The proposal also accommodates the military installations in the area. The Barry M. Goldwater Air Force Range and Luke Air Force Base, in particular, both need open space for flight training.
”We all know what kind of economic engine Luke Air Force Base is for Arizona’s economy. The lands proposed in the Sonoran Desert Heritage plan, combined with the current flight paths at the Base, show incredible overlap; it’s very easy for us to support this project because it’s supporting the mission of the Base,” says Ron Sites, executive director and president of Fighter Country Partnership. “Fighter Country Partnership supports the Sonoran Desert Heritage proposal because it protects the air space that Luke Air Force Base and other installations in Arizona need to continue their missions now and going forward.” The Partnership is an advocacy organization supporting the men, women, families and mission of Luke Air Force Base.
An Opportunity to Preserve Land That Defines Arizona
The western Maricopa County region identified in the proposal includes rugged terrain that provides an escape for hikers, hunters, and outdoor enthusiasts of every kind. It is also home to a wealth of wildlife, from the bighorn sheep to the desert tortoise and the Gila monster, bobcat, and more than 300 species of native birds.
"Landscape-scale habitat conservation is an important component of wildlife management," says Tom Mackin, president of the Arizona Wildlife Federation. "The Arizona Wildlife Federation will continue to work to ensure that responsible wildlife management remains at the forefront of this proposal and is inclusive of management tools necessary for wildlife to continue to thrive in the Sonoran Desert."
The land also bears a colorful history; prehistoric Hohokam people, Spanish explorers, U.S. Army expeditions, hard-riding cowboys, ranchers, and hard-rock miners all converged here across generations to shape the area’s rich cultural heritage.
“From prehistoric times to the present, this region has always been a significant travel corridor—a cultural crossroads,” says Andy Laurenzi, with the Center for Desert Archaeology in Tucson.
The public lands in the proposal also embrace an amazing variety of terrain: black basalt piles formed by ancient volcanic eruptions; desert basins thick with creosote and bright-green palo verde; jagged mountain ranges and sweeping cliffs along the banks of the Gila River.
“This is some of the most unique geology in the country,” says Craig Weaver, who has been hiking in the Saddle Mountain area for more than 30 years. “There are a lot of great canyons that provide solitude and remote areas that are within 10-15 minutes from where you park your car.
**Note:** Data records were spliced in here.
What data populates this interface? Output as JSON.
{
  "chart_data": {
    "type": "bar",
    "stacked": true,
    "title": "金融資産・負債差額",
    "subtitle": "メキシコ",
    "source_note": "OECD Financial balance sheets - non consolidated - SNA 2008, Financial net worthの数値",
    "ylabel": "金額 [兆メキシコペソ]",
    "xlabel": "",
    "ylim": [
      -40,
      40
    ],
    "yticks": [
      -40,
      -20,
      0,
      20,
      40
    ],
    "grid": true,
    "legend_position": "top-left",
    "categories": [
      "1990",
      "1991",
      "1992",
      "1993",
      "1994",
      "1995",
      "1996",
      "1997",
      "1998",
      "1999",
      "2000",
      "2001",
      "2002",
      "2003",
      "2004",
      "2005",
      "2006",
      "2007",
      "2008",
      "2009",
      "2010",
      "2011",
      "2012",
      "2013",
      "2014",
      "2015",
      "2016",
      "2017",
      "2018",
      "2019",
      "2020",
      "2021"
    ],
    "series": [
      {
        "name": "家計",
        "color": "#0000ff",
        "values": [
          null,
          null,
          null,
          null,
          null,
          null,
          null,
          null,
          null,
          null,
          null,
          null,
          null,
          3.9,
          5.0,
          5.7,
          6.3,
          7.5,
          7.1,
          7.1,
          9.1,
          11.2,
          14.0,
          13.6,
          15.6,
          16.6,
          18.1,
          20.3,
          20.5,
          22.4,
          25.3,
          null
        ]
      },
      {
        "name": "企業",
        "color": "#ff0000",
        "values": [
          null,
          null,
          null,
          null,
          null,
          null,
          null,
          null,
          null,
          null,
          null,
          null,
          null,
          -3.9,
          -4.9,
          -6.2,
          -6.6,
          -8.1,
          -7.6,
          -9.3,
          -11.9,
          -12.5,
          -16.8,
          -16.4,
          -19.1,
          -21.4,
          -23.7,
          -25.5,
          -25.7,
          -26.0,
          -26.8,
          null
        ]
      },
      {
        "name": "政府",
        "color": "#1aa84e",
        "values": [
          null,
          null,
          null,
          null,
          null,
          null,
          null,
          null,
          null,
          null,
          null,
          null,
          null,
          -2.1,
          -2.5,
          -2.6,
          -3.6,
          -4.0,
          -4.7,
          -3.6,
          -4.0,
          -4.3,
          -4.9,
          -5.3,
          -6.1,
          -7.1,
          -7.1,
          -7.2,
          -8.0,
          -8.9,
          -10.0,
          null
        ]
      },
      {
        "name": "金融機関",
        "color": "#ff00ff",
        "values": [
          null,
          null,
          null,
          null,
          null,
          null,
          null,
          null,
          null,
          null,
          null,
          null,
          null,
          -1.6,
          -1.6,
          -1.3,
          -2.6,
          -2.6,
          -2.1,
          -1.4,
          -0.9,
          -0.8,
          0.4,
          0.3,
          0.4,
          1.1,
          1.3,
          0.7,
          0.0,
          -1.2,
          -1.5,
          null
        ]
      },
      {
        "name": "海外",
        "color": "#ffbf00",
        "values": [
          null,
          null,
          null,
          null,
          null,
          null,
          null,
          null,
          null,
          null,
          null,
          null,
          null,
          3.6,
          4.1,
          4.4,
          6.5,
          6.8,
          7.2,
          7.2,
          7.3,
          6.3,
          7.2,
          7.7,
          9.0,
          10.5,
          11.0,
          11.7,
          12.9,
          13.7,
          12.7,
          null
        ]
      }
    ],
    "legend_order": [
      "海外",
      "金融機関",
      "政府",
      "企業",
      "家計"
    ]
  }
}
You can be quickly immersed into areas with spectacular scenery and solitude in just a short drive from Phoenix.”
Working Towards a Congressional Endorsement
Supporters of the proposal indicated that today’s announcement is an important first step in a public process to discuss the value of conserving our open spaces in western Maricopa County.
"Our outreach efforts so far have included discussions with developers, business interests, cities and towns in the West Valley, utilities, environmental conservation organizations, landowners, and others to identify important public lands and to craft this draft proposal," says Mike Quigley, Arizona representative for The Wilderness Society. "Now, we're casting a wider net and asking our fellow Arizonans to join us in this process. We want to refine the proposal to best preserve the heritage of the West Valley and to make this the best proposal it can be."
Supporters indicated that the goal is to develop a finished proposal before the end of the year. To become law, it will require legislation in Congress; supporters hope it will be considered in the 2012 session.